Boston was Nickerson’s fourth-ever marathon, following events in Washington, D.C., Philadelphia and Chicago. The 24-year-old Poquoson, Va., native set Boston as a goal several years ago and qualified when he finished Chicago last October in just over three hours. He trained throughout a brutal New England winter, determined to be in shape for the race, even though he was running it for the experience and not with a time goal in mind.

It hurts, he said, to see something he worked so hard and long for be so adversely affected in a matter of seconds. The bombings “dig at people’s souls.”

“The marathon embodies all that is great about this marvelous city,” he said. “Its enthusiasm, positivity and tradition.”

Those virtues have been absent since Monday, and while he is confident that they will return in time, he calls the present mood of the city somber and “eerily quiet.”

“When I rode the bus to class Tuesday morning, you could tell that everyone was thinking and trying to comprehend the previous day's events and what everything meant,” he said. “There are remembrances and memorials all over the city, but especially at the entrance to Boylston Street, where the explosions occurred. Despite the somber tone to the city, there is a sense of solidarity. Boston is strong, and the city is rallying together to not only remember the victims but honor the legacy and rich history of the marathon, and the sport of running.”

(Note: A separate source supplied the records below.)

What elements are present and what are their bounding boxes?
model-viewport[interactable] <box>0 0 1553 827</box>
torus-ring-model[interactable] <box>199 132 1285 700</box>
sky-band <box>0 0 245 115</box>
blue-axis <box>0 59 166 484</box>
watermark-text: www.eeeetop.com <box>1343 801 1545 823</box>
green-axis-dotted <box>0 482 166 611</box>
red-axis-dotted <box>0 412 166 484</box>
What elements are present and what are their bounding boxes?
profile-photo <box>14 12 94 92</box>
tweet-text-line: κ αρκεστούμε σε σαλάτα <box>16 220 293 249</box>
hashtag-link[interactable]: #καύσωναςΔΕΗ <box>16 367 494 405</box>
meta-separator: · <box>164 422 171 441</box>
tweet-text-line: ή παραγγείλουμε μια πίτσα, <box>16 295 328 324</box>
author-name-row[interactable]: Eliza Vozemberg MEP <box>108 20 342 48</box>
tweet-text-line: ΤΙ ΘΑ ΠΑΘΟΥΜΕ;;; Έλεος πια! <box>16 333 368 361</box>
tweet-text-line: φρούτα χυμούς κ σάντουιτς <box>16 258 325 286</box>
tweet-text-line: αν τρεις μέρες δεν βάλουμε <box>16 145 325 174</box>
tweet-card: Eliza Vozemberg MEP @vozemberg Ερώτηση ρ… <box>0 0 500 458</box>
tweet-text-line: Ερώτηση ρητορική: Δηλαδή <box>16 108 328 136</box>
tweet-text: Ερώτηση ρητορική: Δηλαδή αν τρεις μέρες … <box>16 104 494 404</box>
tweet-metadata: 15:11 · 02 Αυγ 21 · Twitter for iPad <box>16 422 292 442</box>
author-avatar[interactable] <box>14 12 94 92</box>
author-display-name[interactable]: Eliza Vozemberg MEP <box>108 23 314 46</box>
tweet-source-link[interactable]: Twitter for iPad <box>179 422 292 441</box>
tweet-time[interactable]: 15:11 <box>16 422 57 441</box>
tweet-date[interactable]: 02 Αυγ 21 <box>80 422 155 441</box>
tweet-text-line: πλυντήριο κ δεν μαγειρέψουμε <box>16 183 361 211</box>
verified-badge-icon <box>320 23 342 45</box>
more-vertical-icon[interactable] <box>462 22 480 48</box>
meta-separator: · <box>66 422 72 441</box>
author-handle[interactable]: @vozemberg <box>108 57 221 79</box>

Nickerson said he is struggling to make sense of a situation perpetrated by “demented individuals.” He isn’t sure he ever will.

“I'm learning and strategizing how to separate the tragedy and utter sadness of the bombings from my personal experience of running and completing the Boston Marathon,” he said. “It's proving difficult to do, but just as other runners, spectators and all people around the world who are learning to process this event are doing, I know we can overcome this tragedy and move forward. Boston Strong!”